DBS Group Research analyst Ling Lee Keng has downgraded Nanofilm to “fully valued” from “hold”. The analyst has also lowered her target price to $1 from $1.33 previously as the company’s outlook remains weak.
In Ling’s report dated June 23, the analyst is expecting Nanofilm to report a weak set of results for the 1HFY2023 ending June 30 on the back of macro uncertainties which has affected demand for Nanofilm’s products, especially consumer electronics.
Nanofilm’s 2QFY2023 results are still expected to be weak, notes Ling, although it’s likely to be better than its 1QFY2023 results. In that quarter, the company’s revenue fell by 40% y-o-y to $33 million.
“Overall, 1HFY2023 revenue is expected to be much weaker than the $111.2 million in revenue recorded for 1HFY2022, as 1HFY2022 benefitted from the spillover of the positive impact from production that was carried forward from 4QFY2021, which was affected by the supply chain disruptions,” Ling writes.
However, the analyst sees Nanofilm’s recovery in the 2HFY2023 as “intact” even though she expects order momentum to be slower than anticipated as the company’s customers are “still cautious” and are only increasing production at a moderate pace.
“Furthermore, as the supply chain disruptions have almost fully subsided, it is not necessary to ramp up production just to keep a high level of inventory,” she notes.
See also: CGS-CIMB downgrades Nanofilm to 'reduce' with lower TP of $1.13
“Higher costs from the various initiatives to drive long-term growth are also expected to affect margins,” she adds.
On this, Ling has cut her earnings estimates by 58% for FY2023 and by 32% drop for FY2024. The “steep cut” was made to factor in the near-term challenges and slow order momentum.

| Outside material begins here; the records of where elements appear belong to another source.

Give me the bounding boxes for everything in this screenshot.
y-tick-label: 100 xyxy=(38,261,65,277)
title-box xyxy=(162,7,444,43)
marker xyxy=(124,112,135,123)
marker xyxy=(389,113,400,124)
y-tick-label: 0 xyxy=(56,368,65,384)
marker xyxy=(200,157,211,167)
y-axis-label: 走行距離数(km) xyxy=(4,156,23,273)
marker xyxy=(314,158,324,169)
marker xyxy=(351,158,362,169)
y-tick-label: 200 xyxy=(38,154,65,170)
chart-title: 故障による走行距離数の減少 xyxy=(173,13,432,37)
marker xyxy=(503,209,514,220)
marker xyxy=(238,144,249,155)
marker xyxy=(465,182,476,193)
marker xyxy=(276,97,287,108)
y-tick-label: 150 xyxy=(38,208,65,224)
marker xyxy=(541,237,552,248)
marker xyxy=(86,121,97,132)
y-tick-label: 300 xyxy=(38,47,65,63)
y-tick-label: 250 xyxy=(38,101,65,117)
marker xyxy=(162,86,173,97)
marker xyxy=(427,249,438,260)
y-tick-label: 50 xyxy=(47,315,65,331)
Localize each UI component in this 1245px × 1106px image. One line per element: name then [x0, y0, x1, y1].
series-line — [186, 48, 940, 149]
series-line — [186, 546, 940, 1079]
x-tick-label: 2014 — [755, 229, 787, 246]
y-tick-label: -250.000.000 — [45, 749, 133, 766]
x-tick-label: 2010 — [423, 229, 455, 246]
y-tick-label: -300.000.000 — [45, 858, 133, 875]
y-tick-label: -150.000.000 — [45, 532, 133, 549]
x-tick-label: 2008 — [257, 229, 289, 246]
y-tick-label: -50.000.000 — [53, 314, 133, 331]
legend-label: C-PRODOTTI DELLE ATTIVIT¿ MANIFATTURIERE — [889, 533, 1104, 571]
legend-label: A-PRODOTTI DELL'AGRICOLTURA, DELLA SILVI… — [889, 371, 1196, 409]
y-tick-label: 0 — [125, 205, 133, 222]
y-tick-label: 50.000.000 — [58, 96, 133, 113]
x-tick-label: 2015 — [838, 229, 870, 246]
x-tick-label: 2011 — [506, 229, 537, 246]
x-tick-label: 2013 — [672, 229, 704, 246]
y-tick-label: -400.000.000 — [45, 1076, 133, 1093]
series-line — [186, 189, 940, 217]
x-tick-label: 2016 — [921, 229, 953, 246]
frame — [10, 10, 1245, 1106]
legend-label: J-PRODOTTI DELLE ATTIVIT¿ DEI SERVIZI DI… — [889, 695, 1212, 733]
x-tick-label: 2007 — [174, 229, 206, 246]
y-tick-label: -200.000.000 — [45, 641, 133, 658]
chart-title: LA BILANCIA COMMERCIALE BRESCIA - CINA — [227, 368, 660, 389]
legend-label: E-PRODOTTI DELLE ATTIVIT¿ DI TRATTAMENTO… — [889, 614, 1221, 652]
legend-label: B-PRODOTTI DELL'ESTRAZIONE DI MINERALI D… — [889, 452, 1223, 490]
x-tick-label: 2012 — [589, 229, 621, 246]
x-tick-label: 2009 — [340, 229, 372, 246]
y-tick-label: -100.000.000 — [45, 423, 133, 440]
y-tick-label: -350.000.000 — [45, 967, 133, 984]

Meanwhile, the analyst still sees bright spots for Nanofilm’s precision engineering, printing & imaging, and automotive segments although they’re only expected to contribute around 20% to the company’s overall revenue. The bulk of Nanofilm’s revenue still comes from its 3C segment. The three Cs refer to consumer electronics, communication and computers.
See also: Test debug host entity
She is also positive about Nanofilm’s attempt at diversification.
“The group’s Vietnam plant is targeted for completion this year. With the completion of this plant, we would expect the group to shift some of the production to Vietnam, and possibly other locations outside China, in view of the trade diversification trend in place on the back of the geopolitical tensions and the need to build a resilient supply chain,” she notes.
Nanofilm’s differentiated, proprietary, cost-effective coating solutions are also superior to its peers’ offerings and are environmentally friendly and applicable to a wide range of industries.
“This opens up a wide array of opportunities for future growth,” says the analyst.
Nanofilm’s various initiatives, which include its expansion in Vietnam, as well as its entry into the energy segment will see significant contributions but only in 2025 and beyond.
“[Nanofilm] targets to achieve revenue of $500 million and net profit of $100 million, implying an FY2021-FY2025 compound annual growth rate (CAGR) of 19% for revenue and 13% for net profit. However, given the slower-than-expected order momentum, we believe there are heightened risks to management’s target,” says Ling.
Her new target price is now based on Nanofilm’s estimated FY2024 earnings but still pegged to its P/E of 16x and around 1.5 standard deviation (s.d.) of its average since its listing.
Shares in Nanofilm closed 8 cents lower or 5.48% down at $1.38 on June 23.